A list of prefixes for site-packages directories.

New in version 2.6.

site.ENABLE_USER_SITE

Flag showing the status of the user site-packages directory. True means that it is enabled and was added to sys.path. False means that it was disabled by user request (with -s or PYTHONNOUSERSITE). None means it was disabled for security reasons (mismatch between user or group id and effective id) or by an administrator.

New in version 2.6.

site.USER_SITE

Path to the user site-packages for the running Python. Can be None if getusersitepackages() hasn’t been called yet. Default value is ~/.local/lib/pythonX.Y/site-packages for UNIX and non-framework Mac OS X builds, ~/Library/Python/X.Y/lib/python/site-packages for Mac framework builds, and %APPDATA%\Python\PythonXY\site-packages on Windows. This directory is a site directory, which means that .pth files in it will be processed.

New in version 2.6.

site.USER_BASE

Path to the base directory for the user site-packages. Can be None if getuserbase() hasn’t been called yet. Default value is ~/.local for UNIX and Mac OS X non-framework builds, ~/Library/Python/X.Y for Mac framework builds, and %APPDATA%\Python for Windows. This value is used by Distutils to compute the installation directories for scripts, data files, Python modules, etc. for the user installation scheme. See also PYTHONUSERBASE.

New in version 2.6.

site.addsitedir(sitedir, known_paths=None)[source]

Add a directory to sys.path and process its .pth files. Typically used in sitecustomize or usercustomize (see above).

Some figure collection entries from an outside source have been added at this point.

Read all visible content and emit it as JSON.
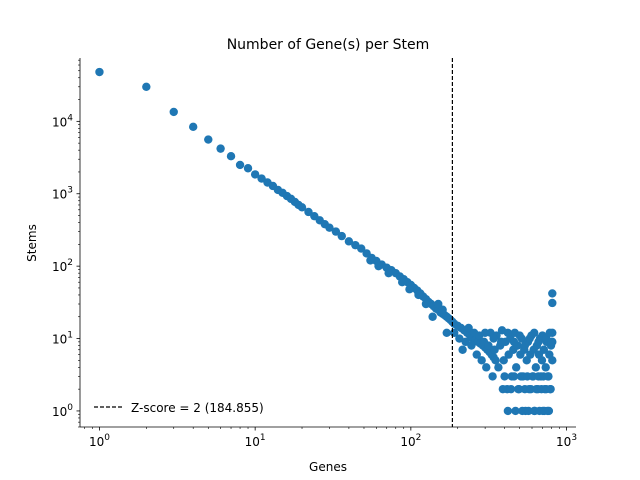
{
  "chart_data": {
    "type": "scatter",
    "title": "Number of Gene(s) per Stem",
    "xlabel": "Genes",
    "ylabel": "Stems",
    "xscale": "log",
    "yscale": "log",
    "xlim": [
      0.75,
      1150
    ],
    "ylim": [
      0.6,
      75000
    ],
    "x_ticks": [
      {
        "value": 1,
        "base": "10",
        "exp": "0"
      },
      {
        "value": 10,
        "base": "10",
        "exp": "1"
      },
      {
        "value": 100,
        "base": "10",
        "exp": "2"
      },
      {
        "value": 1000,
        "base": "10",
        "exp": "3"
      }
    ],
    "y_ticks": [
      {
        "value": 1,
        "base": "10",
        "exp": "0"
      },
      {
        "value": 10,
        "base": "10",
        "exp": "1"
      },
      {
        "value": 100,
        "base": "10",
        "exp": "2"
      },
      {
        "value": 1000,
        "base": "10",
        "exp": "3"
      },
      {
        "value": 10000,
        "base": "10",
        "exp": "4"
      }
    ],
    "colors": {
      "points": "#1f77b4",
      "threshold": "#000000"
    },
    "threshold": {
      "x": 184.855,
      "label": "Z-score = 2 (184.855)",
      "style": "dashed"
    },
    "legend": {
      "placement": "lower-left"
    },
    "grid": false,
    "series": [
      {
        "points": [
          [
            1,
            48000
          ],
          [
            2,
            30000
          ],
          [
            3,
            13500
          ],
          [
            4,
            8400
          ],
          [
            5,
            5600
          ],
          [
            6,
            4200
          ],
          [
            7,
            3300
          ],
          [
            8,
            2500
          ],
          [
            9,
            2250
          ],
          [
            10,
            1850
          ],
          [
            11,
            1620
          ],
          [
            12,
            1430
          ],
          [
            13,
            1280
          ],
          [
            14,
            1130
          ],
          [
            15,
            1030
          ],
          [
            16,
            930
          ],
          [
            17,
            850
          ],
          [
            18,
            770
          ],
          [
            19,
            700
          ],
          [
            20,
            650
          ],
          [
            22,
            560
          ],
          [
            24,
            490
          ],
          [
            26,
            430
          ],
          [
            28,
            380
          ],
          [
            30,
            340
          ],
          [
            33,
            300
          ],
          [
            36,
            260
          ],
          [
            40,
            220
          ],
          [
            44,
            195
          ],
          [
            48,
            175
          ],
          [
            52,
            150
          ],
          [
            56,
            130
          ],
          [
            60,
            118
          ],
          [
            65,
            105
          ],
          [
            70,
            95
          ],
          [
            75,
            88
          ],
          [
            80,
            80
          ],
          [
            85,
            72
          ],
          [
            90,
            66
          ],
          [
            95,
            60
          ],
          [
            100,
            55
          ],
          [
            105,
            50
          ],
          [
            110,
            46
          ],
          [
            115,
            42
          ],
          [
            120,
            38
          ],
          [
            125,
            35
          ],
          [
            130,
            32
          ],
          [
            135,
            30
          ],
          [
            140,
            28
          ],
          [
            145,
            26
          ],
          [
            150,
            25
          ],
          [
            155,
            23
          ],
          [
            160,
            22
          ],
          [
            165,
            21
          ],
          [
            170,
            20
          ],
          [
            175,
            19
          ],
          [
            180,
            18
          ],
          [
            185,
            17
          ],
          [
            190,
            16
          ],
          [
            200,
            15
          ],
          [
            210,
            14
          ],
          [
            220,
            13
          ],
          [
            230,
            12
          ],
          [
            240,
            11
          ],
          [
            250,
            10
          ],
          [
            260,
            9.5
          ],
          [
            270,
            9
          ],
          [
            280,
            8.5
          ],
          [
            290,
            8
          ],
          [
            300,
            7.5
          ],
          [
            310,
            7
          ],
          [
            320,
            6.5
          ],
          [
            330,
            6
          ],
          [
            340,
            5.5
          ],
          [
            350,
            5
          ],
          [
            55,
            120
          ],
          [
            62,
            100
          ],
          [
            72,
            80
          ],
          [
            88,
            60
          ],
          [
            98,
            48
          ],
          [
            112,
            40
          ],
          [
            125,
            30
          ],
          [
            138,
            20
          ],
          [
            150,
            30
          ],
          [
            160,
            25
          ],
          [
            170,
            12
          ],
          [
            190,
            12
          ],
          [
            205,
            10
          ],
          [
            215,
            7
          ],
          [
            225,
            9
          ],
          [
            235,
            14
          ],
          [
            245,
            8
          ],
          [
            255,
            12
          ],
          [
            265,
            6
          ],
          [
            275,
            11
          ],
          [
            285,
            5
          ],
          [
            295,
            9
          ],
          [
            305,
            4
          ],
          [
            315,
            8
          ],
          [
            325,
            12
          ],
          [
            335,
            3
          ],
          [
            345,
            7
          ],
          [
            355,
            11
          ],
          [
            365,
            4
          ],
          [
            375,
            8
          ],
          [
            385,
            13
          ],
          [
            395,
            5
          ],
          [
            405,
            9
          ],
          [
            415,
            2
          ],
          [
            425,
            6
          ],
          [
            435,
            10
          ],
          [
            445,
            3
          ],
          [
            455,
            7
          ],
          [
            465,
            12
          ],
          [
            475,
            4
          ],
          [
            485,
            8
          ],
          [
            495,
            2
          ],
          [
            505,
            6
          ],
          [
            515,
            10
          ],
          [
            525,
            3
          ],
          [
            535,
            7
          ],
          [
            545,
            1
          ],
          [
            555,
            5
          ],
          [
            565,
            9
          ],
          [
            575,
            2
          ],
          [
            585,
            6
          ],
          [
            595,
            11
          ],
          [
            605,
            3
          ],
          [
            615,
            7
          ],
          [
            625,
            1
          ],
          [
            635,
            4
          ],
          [
            645,
            8
          ],
          [
            655,
            2
          ],
          [
            665,
            6
          ],
          [
            675,
            10
          ],
          [
            685,
            3
          ],
          [
            695,
            5
          ],
          [
            705,
            1
          ],
          [
            715,
            7
          ],
          [
            725,
            2
          ],
          [
            735,
            4
          ],
          [
            745,
            9
          ],
          [
            755,
            1
          ],
          [
            765,
            3
          ],
          [
            775,
            6
          ],
          [
            785,
            2
          ],
          [
            795,
            8
          ],
          [
            810,
            42
          ],
          [
            810,
            31
          ],
          [
            810,
            12
          ],
          [
            810,
            9
          ],
          [
            810,
            5
          ],
          [
            420,
            1
          ],
          [
            470,
            1
          ],
          [
            520,
            1
          ],
          [
            570,
            1
          ],
          [
            620,
            1
          ],
          [
            670,
            1
          ],
          [
            720,
            1
          ],
          [
            770,
            1
          ],
          [
            390,
            2
          ],
          [
            440,
            2
          ],
          [
            490,
            2
          ],
          [
            540,
            2
          ],
          [
            590,
            2
          ],
          [
            640,
            2
          ],
          [
            690,
            2
          ],
          [
            740,
            2
          ],
          [
            790,
            2
          ],
          [
            400,
            3
          ],
          [
            460,
            3
          ],
          [
            510,
            3
          ],
          [
            560,
            3
          ],
          [
            610,
            3
          ],
          [
            660,
            3
          ],
          [
            710,
            3
          ],
          [
            760,
            3
          ],
          [
            300,
            12
          ],
          [
            340,
            10
          ],
          [
            380,
            9
          ],
          [
            420,
            12
          ],
          [
            460,
            9
          ],
          [
            500,
            11
          ],
          [
            540,
            8
          ],
          [
            580,
            10
          ],
          [
            620,
            12
          ],
          [
            660,
            9
          ],
          [
            700,
            11
          ],
          [
            740,
            10
          ],
          [
            780,
            12
          ],
          [
            800,
            9
          ]
        ]
      }
    ]
  }
}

site.getsitepackages()[source]

Return a list containing all global site-packages directories (and possibly site-python).

New in version 2.7.

site.getuserbase()[source]

Return the path of the user base directory, USER_BASE. If it is not initialized yet, this function will also set it, respecting PYTHONUSERBASE.

New in version 2.7.

site.getusersitepackages()[source]

Return the path of the user-specific site-packages directory, USER_SITE. If it is not initialized yet, this function will also set it, respecting PYTHONNOUSERSITE and USER_BASE.

New in version 2.7.

The site module also provides a way to get the user directories from the command line:

$ python -m site --user-site
/home/user/.local/lib/python2.7/site-packages

If it is called without arguments, it will print the contents of sys.path on the standard output, followed by the value of USER_BASE and whether the directory exists, then the same thing for USER_SITE, and finally the value of ENABLE_USER_SITE.

--user-base

Print the path to the user base directory.

--user-site

Print the path to the user site-packages directory.

If both options are given, user base and user site will be printed (always in this order), separated by os.pathsep.

If any option is given, the script will exit with one of these values: O if the user site-packages directory is enabled, 1 if it was disabled by the user, 2 if it is disabled for security reasons or by an administrator, and a value greater than 2 if there is an error.